Ativista ambiental sofre “lawfare” por denunciar poluição causada pela CSN em Volta Redonda

Pó preto da CSN': moradores de Volta Redonda percebem piora na poluição  emitida por siderúrgica, aponta pesquisa - Brasil de Fato

Pó preto da CSN’: moradores de Volta Redonda convivem com poluição emitida pela siderúrgica

Por Alexandre Fonseca 

Venho, por intermédio desta, chamar a atenção para os abusos antidemocráticos cometidos à luz do dia pela Companhia Siderúrgica Nacional (CSN), contra um ativista socioambiental em Volta Redonda, cidade no interior do estado Rio de Janeiro. A cidade, que já foi o centro das atenções nacionais, sendo o berço da industrialização do país, tem um histórico triste de violações de direitos humanos (tendo tido inclusive status de área de segurança nacionalnos anos da ditadura), conta ainda com trabalhos da comissão da verdade e relatórios de abusos cometidos pela própria CSN nas décadas de 1960, 70 e 80 entregues ao Ministério Público.
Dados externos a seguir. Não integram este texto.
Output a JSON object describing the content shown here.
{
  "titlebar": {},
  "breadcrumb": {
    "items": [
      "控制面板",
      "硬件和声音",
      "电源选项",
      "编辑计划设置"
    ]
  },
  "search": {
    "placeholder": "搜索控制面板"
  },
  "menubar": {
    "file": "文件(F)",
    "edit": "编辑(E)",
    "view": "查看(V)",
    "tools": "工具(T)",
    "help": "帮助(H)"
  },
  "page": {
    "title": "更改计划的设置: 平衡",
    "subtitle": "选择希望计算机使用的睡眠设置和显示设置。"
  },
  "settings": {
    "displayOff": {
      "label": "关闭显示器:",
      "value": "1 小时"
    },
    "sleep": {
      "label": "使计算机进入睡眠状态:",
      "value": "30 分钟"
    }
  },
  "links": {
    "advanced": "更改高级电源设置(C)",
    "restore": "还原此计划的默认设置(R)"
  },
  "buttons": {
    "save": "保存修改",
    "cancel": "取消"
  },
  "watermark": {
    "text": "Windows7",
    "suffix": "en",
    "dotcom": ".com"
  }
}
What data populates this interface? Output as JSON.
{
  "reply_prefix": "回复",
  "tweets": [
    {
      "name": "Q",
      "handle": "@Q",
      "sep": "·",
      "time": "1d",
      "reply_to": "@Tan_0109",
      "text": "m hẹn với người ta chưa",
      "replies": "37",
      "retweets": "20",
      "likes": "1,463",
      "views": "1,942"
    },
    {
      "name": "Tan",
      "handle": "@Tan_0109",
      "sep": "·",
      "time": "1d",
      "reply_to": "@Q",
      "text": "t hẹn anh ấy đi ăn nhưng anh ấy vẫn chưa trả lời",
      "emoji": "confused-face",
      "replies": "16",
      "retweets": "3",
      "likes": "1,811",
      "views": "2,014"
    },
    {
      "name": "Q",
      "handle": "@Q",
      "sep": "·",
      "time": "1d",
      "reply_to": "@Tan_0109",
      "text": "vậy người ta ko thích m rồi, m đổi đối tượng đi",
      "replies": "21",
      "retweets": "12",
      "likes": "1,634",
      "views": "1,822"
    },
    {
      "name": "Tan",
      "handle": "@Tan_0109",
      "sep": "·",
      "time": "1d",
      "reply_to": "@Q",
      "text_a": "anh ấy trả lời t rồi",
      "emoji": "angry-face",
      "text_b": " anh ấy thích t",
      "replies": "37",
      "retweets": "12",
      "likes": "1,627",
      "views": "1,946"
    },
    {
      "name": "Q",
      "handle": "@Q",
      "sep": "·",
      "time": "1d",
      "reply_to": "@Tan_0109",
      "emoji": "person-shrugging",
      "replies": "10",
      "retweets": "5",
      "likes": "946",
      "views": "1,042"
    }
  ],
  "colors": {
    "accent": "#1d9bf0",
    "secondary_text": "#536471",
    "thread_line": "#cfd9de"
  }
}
Apesar de hoje não ter mais o protagonismo político e econômico de outrora, a cidade segue com sua importância para a indústria, principalmente nacional, sendo ainda uma das maiores produtoras de aço. Na “corrida siderúrgica”, como ainda diz um hino de uma escola da cidade, muitos atropelos foram aceitos e continuam ocorrendo: atropelos ambientais, sociais, políticos e humanos. Escrevo aqui, também, para pedir ajuda para que isso deixe de ocorrer.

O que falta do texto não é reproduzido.